C'est un des nombreux intérêts de ce livre que de montrer l'organisation des grands magasins, la discipline attendue des vendeuses, la livraison à domicile d'un maillot de bain... Et on est bien dans la description d'un phénomène contemporain :
Citation :
" - ... Fixe ! crie une voix mâle et imposante.
Au signal, tout le monde s'incline poliment dans une brève prière collective à l'intention des dieux du commerce." (page 84).

Parenthèse. Photo prise peu après l'ouverture d'un grand magasin à Kyoto, un dimanche, en 2008. Après l'hymne du magasin, les vendeuses saluaient les premiers clients.

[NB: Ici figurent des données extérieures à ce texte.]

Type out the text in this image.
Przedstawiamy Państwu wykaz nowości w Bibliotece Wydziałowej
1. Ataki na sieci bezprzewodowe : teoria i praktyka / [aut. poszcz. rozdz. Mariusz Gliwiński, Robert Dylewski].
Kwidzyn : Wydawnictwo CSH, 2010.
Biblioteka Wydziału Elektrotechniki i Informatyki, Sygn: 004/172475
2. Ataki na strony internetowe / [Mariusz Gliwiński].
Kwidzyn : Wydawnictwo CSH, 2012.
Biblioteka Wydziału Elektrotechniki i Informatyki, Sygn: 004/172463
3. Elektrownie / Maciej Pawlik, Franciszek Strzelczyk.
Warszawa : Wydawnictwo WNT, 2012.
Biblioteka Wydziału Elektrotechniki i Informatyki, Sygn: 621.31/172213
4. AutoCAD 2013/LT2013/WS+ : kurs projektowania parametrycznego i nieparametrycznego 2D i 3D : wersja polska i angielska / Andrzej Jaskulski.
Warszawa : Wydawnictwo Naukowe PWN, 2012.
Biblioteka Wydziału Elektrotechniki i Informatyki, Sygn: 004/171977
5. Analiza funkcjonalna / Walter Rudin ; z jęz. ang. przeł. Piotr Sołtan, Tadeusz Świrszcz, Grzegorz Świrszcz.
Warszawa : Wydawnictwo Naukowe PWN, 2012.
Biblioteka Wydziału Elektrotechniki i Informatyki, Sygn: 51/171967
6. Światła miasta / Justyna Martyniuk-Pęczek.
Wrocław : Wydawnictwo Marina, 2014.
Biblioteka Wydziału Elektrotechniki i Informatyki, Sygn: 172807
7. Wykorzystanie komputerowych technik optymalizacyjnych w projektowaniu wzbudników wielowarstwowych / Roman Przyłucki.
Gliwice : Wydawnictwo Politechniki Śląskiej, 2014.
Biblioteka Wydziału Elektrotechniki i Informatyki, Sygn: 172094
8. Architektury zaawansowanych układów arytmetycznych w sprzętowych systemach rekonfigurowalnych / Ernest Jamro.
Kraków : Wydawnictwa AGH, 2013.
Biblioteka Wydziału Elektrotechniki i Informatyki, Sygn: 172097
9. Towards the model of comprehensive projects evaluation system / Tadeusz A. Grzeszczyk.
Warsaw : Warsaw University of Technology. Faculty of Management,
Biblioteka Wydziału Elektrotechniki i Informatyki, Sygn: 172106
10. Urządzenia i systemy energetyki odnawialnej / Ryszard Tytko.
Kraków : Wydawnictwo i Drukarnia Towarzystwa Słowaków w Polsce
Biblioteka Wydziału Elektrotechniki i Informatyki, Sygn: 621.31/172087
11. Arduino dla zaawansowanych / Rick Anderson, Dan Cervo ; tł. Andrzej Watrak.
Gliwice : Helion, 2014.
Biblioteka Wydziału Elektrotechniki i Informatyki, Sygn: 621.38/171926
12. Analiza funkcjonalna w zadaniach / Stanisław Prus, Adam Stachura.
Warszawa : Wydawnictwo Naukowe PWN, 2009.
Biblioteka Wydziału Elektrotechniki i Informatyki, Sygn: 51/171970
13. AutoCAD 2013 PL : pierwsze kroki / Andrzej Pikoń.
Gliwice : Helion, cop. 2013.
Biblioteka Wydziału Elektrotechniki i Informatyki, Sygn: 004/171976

Fin de la parenthèse, retour au livre.

Cela va même extrêmement loin :
Citation :
"[..] un article du règlement interne des « Grandes Galeries de Ginza » prescrivait aux employées de céder leur place dans le tramway aux passagers portant des sacs et des paquets aux couleurs du magasin. C'était pousser un peu loin le sens du devoir et du service après-vente !" (page 92).
Il y a même un "Carnet de correspondance familiale" (page 151) qui signale aux parents des employées (non mariées) leurs horaires, écarts de conduite, etc.

Mais revenons à notre sympathique petite famille sans mère, et surprenons Roku en train de faire les valises.
C'est du boulot !
Citation :
"Le livre d'arithmétique, de lecture, les cahiers, les crayons... ensuite les caramels, les chewing-gums, les ballons, les "grignotes de riz"... Ah ! J'allais oublier les médicaments pour le ventre ! Ouf, ça y est ! »
Il était en nage et épuisé.
C'était vraiment là le travail d'une maman japonaise et Roku aspirait à retrouver la vie normale du mâle japonais qui se contente de grommeler des ordres à son épouse. Il ne se sentait plus la patience d'attendre." (page 34).

On retrouve souvent cette notation distanciée et humoristique des moeurs japonaises, presque comme si l'auteur n'était pas lui-même Japonais. Le résultat de son séjour en France, ou bien la vision de sa femme.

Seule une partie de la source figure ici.